Eventually, you will run out of steam. You will tire of talking about your own haphazard experience and at some point even your contrivances — incest, rape, arms deals, drug addiction, violence — will bore you. Reread your heroes and steal every fucking thing you read. Everything from Philip K. Dick to John Barth to William Gaddis, read and steal. You may own a vanity copy of Mrs. Dalloway or something, but it’s untouched. Avoid thinking about why there are no notable female maximalist writers—do women write maximalist fiction, or is it only for the men, the truth-seekers, the genre-penetrators? — and focus on taking what you can. If you’re a man, resolve to do better than the writers you idealize, even as you admit that your effort will be a failure even if it ends in success.

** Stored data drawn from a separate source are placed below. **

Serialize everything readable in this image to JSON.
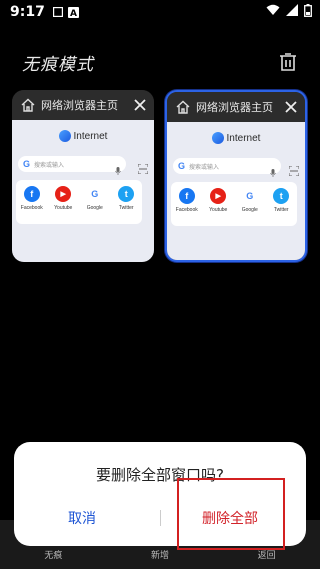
{
  "status_bar": {
    "time": "9:17"
  },
  "header": {
    "title": "无痕模式"
  },
  "tabs": [
    {
      "title": "网络浏览器主页",
      "logo_text": "Internet",
      "search_placeholder": "搜索或输入"
    },
    {
      "title": "网络浏览器主页",
      "logo_text": "Internet",
      "search_placeholder": "搜索或输入"
    }
  ],
  "shortcuts": [
    {
      "label": "Facebook",
      "letter": "f",
      "color": "#1877f2"
    },
    {
      "label": "Youtube",
      "letter": "▶",
      "color": "#e62117"
    },
    {
      "label": "Google",
      "letter": "G",
      "color": "#4285f4"
    },
    {
      "label": "Twitter",
      "letter": "t",
      "color": "#1da1f2"
    }
  ],
  "bottom_nav": {
    "items": [
      "无痕",
      "新增",
      "返回"
    ]
  },
  "dialog": {
    "message": "要删除全部窗口吗?",
    "cancel_label": "取消",
    "delete_label": "删除全部"
  },
  "colors": {
    "accent": "#2c63e6",
    "danger": "#d2232a",
    "cancel": "#1e55d4"
  }
}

If you’re a woman, resolve to be the first of your kind, and ruminate endlessly on the accessories of womanhood, such as your child, your vibrator, your reproductive rights, your Women’s Studies syllabus, your menstrual cycle, your relationship with your mother. Steal from all sources. Don DeLillo baffles you, but Tao Lin does not. Confess to no one your sentimental love for Tom Robbins, from whom you steal unrepentantly.
6. Finish What You Start
Whether this was a NaNoWriMo novel, a thought experiment gone awry, an inspiration that wouldn’t burn out, or whatever, you will eventually run out of steam and ingredients and things to steal and lists and paragraphs and windy sentences with multiple parenthetical phrases and you’ve lost sight of the plot’s shore more than once and kind of drifted in and out of what you think you’re writing about—who cares, elevator pitches are so bourgeois, aren’t they? I mean who writes for profit — but now things are wrapping up and once you’ve slapped a few Joycean turns of phrase on it, you can more or less call it good. Once it’s done — and you can tell all your writer friends this — the real work of The Work begins. Unpicking the huge wad of whatever-it-is is significantly less fun than creating it, so let yourself drop off a bit. Mess around with a few sentences, get lost, convince no one to help you edit this thing into shape. By the time you worry out the burr in this nest of self-centered yarns, you’ll be 24. You’ll be done, and nearly cooked. You’ll be ready to move on.